Il Governo si difende, sostenendo che le ragioni della detenzione erano legate al pericolo di fuga dei testimoni comunque sospettati di aver concorso a commettere il reato di aggressione nei confronti del loro concittadino.

La Corte, sul punto ricorda che l’art. 5 prescrive innanzitutto la “legalità” della detenzione attraverso il rispetto delle vie legali esistenti nel Paese convenuto. Inoltre, lo stesso articolo 5 CEDU elenca i casi in cui la Convenzione ammette la privazione della libertà allo scopo di garantire la ratio della disposizione stessa e cioè la garanzia che nessuno sia privato arbitrariamente della libertà personale.

In particolare l’art. 5 stabilisce che una persona può essere arrestata o detenuta al fine di garantire l’adempimento di un obbligo prescritto dalla legge e purché l’obbligo in questione sia concreto e giustificato senza che esso assumi carattere punitivo (Iliya Stefanov c.
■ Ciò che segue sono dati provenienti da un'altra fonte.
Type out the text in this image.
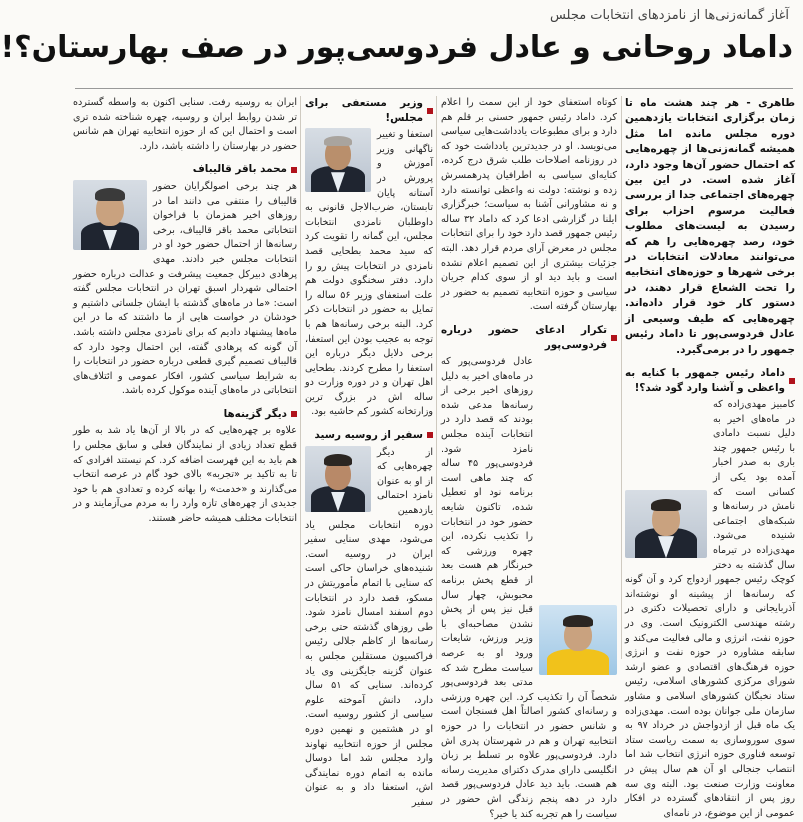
آغاز گمانه‌زنی‌ها از نامزدهای انتخابات مجلس
داماد روحانی و عادل فردوسی‌پور در صف بهارستان؟!

طاهری - هر چند هشت ماه تا زمان برگزاری انتخابات یازدهمین دوره مجلس مانده اما مثل همیشه گمانه‌زنی‌ها از چهره‌هایی که احتمال حضور آن‌ها وجود دارد، آغاز شده است. در این بین چهره‌های اجتماعی جدا از بررسی فعالیت مرسوم احزاب برای رسیدن به لیست‌های مطلوب خود، رصد چهره‌هایی را هم که می‌توانند معادلات انتخابات در برخی شهرها و حوزه‌های انتخابیه را تحت الشعاع قرار دهند، در دستور کار خود قرار داده‌اند. چهره‌هایی که طیف وسیعی از عادل فردوسی‌پور تا داماد رئیس جمهور را در برمی‌گیرد.

داماد رئیس جمهور با کنایه به واعظی و آشنا وارد گود شد؟!

کامبیز مهدی‌زاده که در ماه‌های اخیر به دلیل نسبت دامادی با رئیس جمهور چند باری به صدر اخبار آمده بود یکی از کسانی است که نامش در رسانه‌ها و شبکه‌های اجتماعی شنیده می‌شود. مهدی‌زاده در تیرماه سال گذشته به دختر کوچک رئیس جمهور ازدواج کرد و آن گونه که رسانه‌ها از پیشینه او نوشته‌اند آذربایجانی و دارای تحصیلات دکتری در رشته مهندسی الکترونیک است. وی در حوزه نفت، انرژی و مالی فعالیت می‌کند و سابقه مشاوره در حوزه نفت و انرژی حوزه فرهنگ‌های اقتصادی و عضو ارشد شورای مرکزی کشورهای اسلامی، رئیس ستاد نخبگان کشورهای اسلامی و مشاور سازمان ملی جوانان بوده است. مهدی‌زاده یک ماه قبل از ازدواجش در خرداد ۹۷ به سوی سوروسازی به سمت ریاست ستاد توسعه فناوری حوزه انرژی انتخاب شد اما انتصاب جنجالی او آن هم سال پیش در معاونت وزارت صنعت بود. البته وی سه روز پس از انتقادهای گسترده در افکار عمومی از این موضوع، در نامه‌ای

کوتاه استعفای خود از این سمت را اعلام کرد. داماد رئیس جمهور حسنی بر قلم هم دارد و برای مطبوعات یادداشت‌هایی سیاسی می‌نویسد. او در جدیدترین یادداشت خود که در روزنامه اصلاحات طلب شرق درج کرده، کنایه‌ای سیاسی به اطرافیان پدرهمسرش زده و نوشته: دولت نه واعظی توانسته دارد و نه مشاورانی آشنا به سیاست؛ خبرگزاری ایلنا در گزارشی ادعا کرد که داماد ۳۲ ساله رئیس جمهور قصد دارد خود را برای انتخابات مجلس در معرض آرای مردم قرار دهد. البته جزئیات بیشتری از این تصمیم اعلام نشده است و باید دید او از سوی کدام جریان سیاسی و حوزه انتخابیه تصمیم به حضور در بهارستان گرفته است.

تکرار ادعای حضور درباره فردوسی‌پور

عادل فردوسی‌پور که در ماه‌های اخیر به دلیل روزهای اخیر برخی از رسانه‌ها مدعی شده بودند که قصد دارد در انتخابات آینده مجلس نامزد شود. فردوسی‌پور ۴۵ ساله که چند ماهی است برنامه نود او تعطیل شده، تاکنون شایعه حضور خود در انتخابات را تکذیب نکرده، این چهره ورزشی که خبرنگار هم هست بعد از قطع پخش برنامه محبوبش، چهار سال قبل نیز پس از پخش نشدن مصاحبه‌ای با وزیر ورزش، شایعات ورود او به عرصه سیاست مطرح شد که مدتی بعد فردوسی‌پور شخصاً آن را تکذیب کرد. این چهره ورزشی و رسانه‌ای کشور اصالتاً اهل فسنجان است و شانس حضور در انتخابات را در حوزه انتخابیه تهران و هم در شهرستان پدری اش دارد. فردوسی‌پور علاوه بر تسلط بر زبان انگلیسی دارای مدرک دکترای مدیریت رسانه هم هست. باید دید عادل فردوسی‌پور قصد دارد در دهه پنجم زندگی اش حضور در سیاست را هم تجربه کند یا خیر؟

وزیر مستعفی برای مجلس!

استعفا و تغییر ناگهانی وزیر آموزش و پرورش در آستانه پایان تابستان، ضرب‌الاجل قانونی به داوطلبان نامزدی انتخابات مجلس، این گمانه را تقویت کرد که سید محمد بطحایی قصد نامزدی در انتخابات پیش رو را دارد. دفتر سخنگوی دولت هم علت استعفای وزیر ۵۶ ساله را تمایل به حضور در انتخابات ذکر کرد. البته برخی رسانه‌ها هم با توجه به عجیب بودن این استعفا، برخی دلایل دیگر درباره این استعفا را مطرح کردند. بطحایی اهل تهران و در دوره وزارت دو ساله اش در بزرگ ترین وزارتخانه کشور کم حاشیه بود.

سفیر از روسیه رسید

از دیگر چهره‌هایی که از او به عنوان نامزد احتمالی یازدهمین دوره انتخابات مجلس یاد می‌شود، مهدی سنایی سفیر ایران در روسیه است. شنیده‌های خراسان حاکی است که سنایی با اتمام مأموریتش در مسکو، قصد دارد در انتخابات دوم اسفند امسال نامزد شود. طی روزهای گذشته حتی برخی رسانه‌ها از کاظم جلالی رئیس فراکسیون مستقلین مجلس به عنوان گزینه جایگزینی وی یاد کرده‌اند. سنایی که ۵۱ سال دارد، دانش آموخته علوم سیاسی از کشور روسیه است. او در هشتمین و نهمین دوره مجلس از حوزه انتخابیه نهاوند وارد مجلس شد اما دوسال مانده به اتمام دوره نمایندگی اش، استعفا داد و به عنوان سفیر

ایران به روسیه رفت. سنایی اکنون به واسطه گسترده تر شدن روابط ایران و روسیه، چهره شناخته شده تری است و احتمال این که از حوزه انتخابیه تهران هم شانس حضور در بهارستان را داشته باشد، دارد.

محمد باقر قالیباف

هر چند برخی اصولگرایان حضور قالیباف را منتفی می دانند اما در روزهای اخیر همزمان با فراخوان انتخاباتی محمد باقر قالیباف، برخی رسانه‌ها از احتمال حضور خود او در انتخابات مجلس خبر دادند. مهدی پرهادی دبیرکل جمعیت پیشرفت و عدالت درباره حضور احتمالی شهردار اسبق تهران در انتخابات مجلس گفته است: «ما در ماه‌های گذشته با ایشان جلساتی داشتیم و خودشان در خواست هایی از ما داشتند که ما در این ماه‌ها پیشنهاد دادیم که برای نامزدی مجلس داشته باشد. آن گونه که پرهادی گفته، این احتمال وجود دارد که قالیباف تصمیم گیری قطعی درباره حضور در انتخابات را به شرایط سیاسی کشور، افکار عمومی و ائتلاف‌های انتخاباتی در ماه‌های آینده موکول کرده باشد.

دیگر گزینه‌ها

علاوه بر چهره‌هایی که در بالا از آن‌ها یاد شد به طور قطع تعداد زیادی از نمایندگان فعلی و سابق مجلس را هم باید به این فهرست اضافه کرد. کم نیستند افرادی که تا به تاکید بر «تجربه» بالای خود گام در عرصه انتخاب می‌گذارند و «خدمت» را بهانه کرده و تعدادی هم با خود جدیدی از چهره‌های تازه وارد را به مردم می‌آزمایند و در انتخابات مختلف همیشه حاضر هستند.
Bulgaria, n. 65755/01, 72, CEDU 2008).

Inoltre, una volta soddisfatto tale obbligo lo stato di detenzione deve immediatamente cessare.

Nel caso di specie la Corte ha potuto constatare che i ricorrenti sono stati trattenuti dagli agenti della polizia al solo scopo di essere sentiti come testimoni e non anche per assolvere ad una eventuale misura cautelare detentiva.

Perciò ne discende che nel caso di specie nessun rimprovero ai sensi dell’art. 5 può essere fatto agli agenti di polizia tenuto conto anche del fatto che i ricorrenti sono stati trattenuti per il periodo strettamente necessario all’espletamento delle dichiarazioni testimoniali.

Equa soddisfazione:

La Corte condanna lo Stato rumeno al pagamento di euro 90.000 a titolo di risarcimento danni subiti dal Sig. Soare, nonché 40.000 euro per il danno morale. Lo Stato rumeno dovrà, altresì, corrispondere ai Sig.ri Angela Vlasceanu e Dorel Baicu la somma di euro 10.000 ciascuno a titolo di danno morale.